Q: With five full-length books over the past decade or so, as well as a small handful of chapbooks, how do you feel your work has developed? Where do you see your work headed?

A: The work has numerous impulses, the collections moving in response to rather divergent aesthetic and compositional concerns. Right now I am finalizing a manuscript of work based in my years in Louisiana, work largely documentary in form, often using found and collaged language, as well as handmade maps and other visual elements. The evolving work the “Albany to Syracuse” poem belongs to is more meditative and personal, composed in direct engagement with and response to the landscape and context in which I find myself now. Environmental concerns and place-sensitivity are active in both projects. My most recent published collection, Nights Reading, is an overtly political and feminist one, robed in the garments of language simultaneously sensuous and ironic. I don’t think there is an arc to my work so much as investigative impulse in dialogue with a profound love for this marvel, the spinning world transiting the heavens. Delight and disgust, wonder and horror, an abiding curiosity and (com)passion about all of it, compose the weft of the work, the question How do we live now? always just beneath the surface.

Q: You mention a shift in, as you say, “direct engagement” in your work since moving from Louisiana to Syracuse, New York. Has your work always been influenced by your immediate landscape, or is this something that has become more overt once you moved north? Is this you working to understand your new home-space through your writing?

A: Developing a sense of place, of centering myself in the flows and forms around me has been important to me for a long time, I suppose since I last lived in San Diego. We moved to a north county coastal neighborhood in ‘89 and it was in that context that my attention to the landscape and its history, its weather, the tides, the geography of mesas and canyons, the nexus of human and other-than-human that defines it became explicitly integrated with my writing. Place, however, has always been a means of grounding myself and locating myself, partly in response to moving around so much as an adult. Whether in Bloomington, Indiana, Perth, Western Australia, Lafayette, Louisiana, or Syracuse, the need to know where I am and what that requires of me in return underlies both the writing and daily life, the foundation from which all else proceeds.

Q: When you say this piece is “of the same character” as other work, does that mean there is work you’ve been doing lately that falls outside of this same character? Does your work, then, consist of a single, steady line of composition or a series of ongoing lines?

A: The documentary work for my Louisiana project is driven by a similar impulse, or at least began that way: to find a way into place. But Ark Hive, the Louisiana manuscript, quickly moved into a more investigatory mode, engaged in research, analysis, and questioning, a project informed as much by the archive as by the intimate. This poem, like those in the chapbook, returns to the latter. Though I already suspect the archival impulse will soon enough enter the writing, as well: the way history insistently levers its way through the present moment, reconfiguring what and how we know, how we are and where.

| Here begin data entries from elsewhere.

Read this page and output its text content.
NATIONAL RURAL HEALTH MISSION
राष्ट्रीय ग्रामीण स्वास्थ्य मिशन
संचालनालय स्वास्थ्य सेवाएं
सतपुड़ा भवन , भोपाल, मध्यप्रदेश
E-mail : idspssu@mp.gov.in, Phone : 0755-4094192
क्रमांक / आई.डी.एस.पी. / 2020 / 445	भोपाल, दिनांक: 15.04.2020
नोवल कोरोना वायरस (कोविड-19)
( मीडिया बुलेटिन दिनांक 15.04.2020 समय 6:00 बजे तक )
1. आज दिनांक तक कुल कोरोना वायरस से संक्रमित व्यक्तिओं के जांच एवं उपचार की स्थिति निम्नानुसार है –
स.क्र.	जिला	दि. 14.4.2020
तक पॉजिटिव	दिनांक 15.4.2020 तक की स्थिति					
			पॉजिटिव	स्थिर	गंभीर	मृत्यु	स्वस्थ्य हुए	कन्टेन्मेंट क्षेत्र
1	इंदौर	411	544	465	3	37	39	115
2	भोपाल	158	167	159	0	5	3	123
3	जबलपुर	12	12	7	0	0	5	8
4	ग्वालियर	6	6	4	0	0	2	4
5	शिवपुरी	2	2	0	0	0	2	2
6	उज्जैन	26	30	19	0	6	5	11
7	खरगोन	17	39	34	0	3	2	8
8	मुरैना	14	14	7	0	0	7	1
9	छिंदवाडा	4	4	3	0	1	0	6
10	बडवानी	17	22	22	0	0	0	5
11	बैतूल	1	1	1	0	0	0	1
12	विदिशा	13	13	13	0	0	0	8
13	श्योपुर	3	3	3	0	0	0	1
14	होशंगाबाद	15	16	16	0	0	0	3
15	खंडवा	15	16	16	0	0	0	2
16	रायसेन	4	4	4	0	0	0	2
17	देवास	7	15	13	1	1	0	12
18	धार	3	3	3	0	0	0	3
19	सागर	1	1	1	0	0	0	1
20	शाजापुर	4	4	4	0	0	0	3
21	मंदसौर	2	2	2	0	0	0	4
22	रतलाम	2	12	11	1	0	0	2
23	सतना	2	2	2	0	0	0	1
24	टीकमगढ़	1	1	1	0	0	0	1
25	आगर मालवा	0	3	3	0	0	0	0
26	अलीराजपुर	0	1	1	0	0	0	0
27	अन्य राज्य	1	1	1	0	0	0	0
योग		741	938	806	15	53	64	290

Q: Finally, who do you read to reenergize your own work? What particular works can’t you help but return to?

A: Ah, lovely question, especially when restoration and reenergizing are so necessary now, post-presidential election catastrophe here in the U.S. Tonya M. Foster’s A Swarm of Bees in High Court has been important this week. Alice Notley, Mei-mei Berssenbrugge, Laura Mullen, Sueyeun Juliette Lee, Bhanu Kapil, Claudia Rankine. I have recently been reading the new kari edwards’ collection succubus in my pocket (EOAGH), and that has been invigorating, as well, and writers whose work is breaking through now such as Mg Roberts, Yolanda Wisher, and Kimberly Alidio. These writers return me again and again to the urgency of writing, its potencies as well as the sheer amazon strength and wonder of language in bearing our fraught, miraculous world into vivid focus.